AMY GOODMAN: And the woman who was killed, the teenager, 19 years old, Kimberly Fonseca, on Friday night, can you tell us her story?
MATT GINSBERG-JAECKLE: Yes. She was—unfortunately, that wasn’t one of the cases I personally documented. I know that she was one of the people that was out banging pots and pans and out in the neighborhood when the curfew had been called, showing defiance, and that she—the military opened fire and shot her, I believe in the head. And she was pronounced dead on the site. I went to the morgue to try to verify the details of the case, but there’s two morgues here, and the one that I was at, in Hospital Escuela, is the one they—where people go to after they’ve died in the hospital, not the one they’ve been brought in dead to. But she’s one of, I’m hearing, six cases now. I know that there—I’ve been able to confirm at least four of those cases of people around the country who have been killed by live ammunition by the military.
AMY GOODMAN: Zenaida Velasquez, The Intercept is reporting the president of Honduras is deploying U.S.-trained forces against election protesters. And, of course, the amount of money the U.S. has poured into the Honduran military and other security over the last years, since the coup d’état in 2009, is well over $100 million, could be $200 million. What are you calling for now?
ZENAIDA VELASQUEZ: We are calling to stop—to stop this military aid. Juan Orlando is preparing. He has also—apart from the army, he has an imperial police that obeys to him. And he has prepared these police to kill. I know that the order is to kill, to shoot the people directly, to kill them. And the other rumor that is going on, Amy, is that today he’s back—he will be back in Honduras, after being in the United States searching for help, more help, and support, and that they are going to decide that he’s the winner. And if all these protests, if all these demonstrations, if all this outcry from not only Honduras but international outcry is not heard and he is declared the winner, I think we will see rivers of blood, because those people are going to kill. They have been given the order to shoot directly to the people. And so—
AMY GOODMAN: And, Matt, the demands of the people on the ground? We only have 20 seconds.
MATT GINSBERG-JAECKLE: The demands of the people on the ground, first of all, there were 5,000 tally sheets of votes that were introduced directly from the electoral tribunal’s headquarters in Tegucigalpa right after the system went down for eight hours.
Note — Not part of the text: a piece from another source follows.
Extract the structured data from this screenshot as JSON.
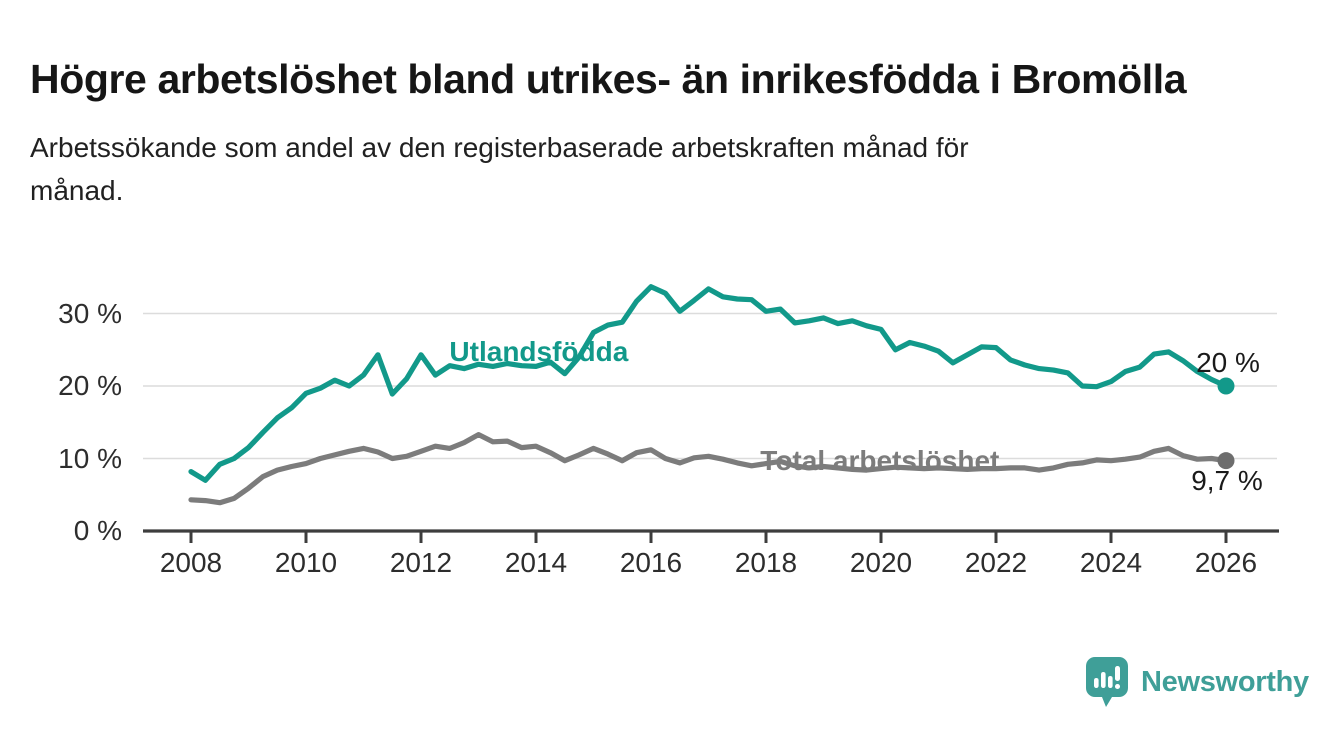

And it was at that point that they tended to reverse. They want every single one of those scrutinized. They want the illegal and scrupulous—unscrupulous regime, scurrilous regime, of Juan Orlando Hernández to come to an end. It’s a dictatorship. He was an illegal candidate from the beginning. The people want the restoration of democracy and an end to the human rights abuses and state of siege.
AMY GOODMAN: We’re going to have to leave it there for now, but of course we’ll continue to cover this developing story, Matt Ginsberg-Jaeckle of Honduras Solidarity Network and Zenaida Velasquez, Honduran human rights activist.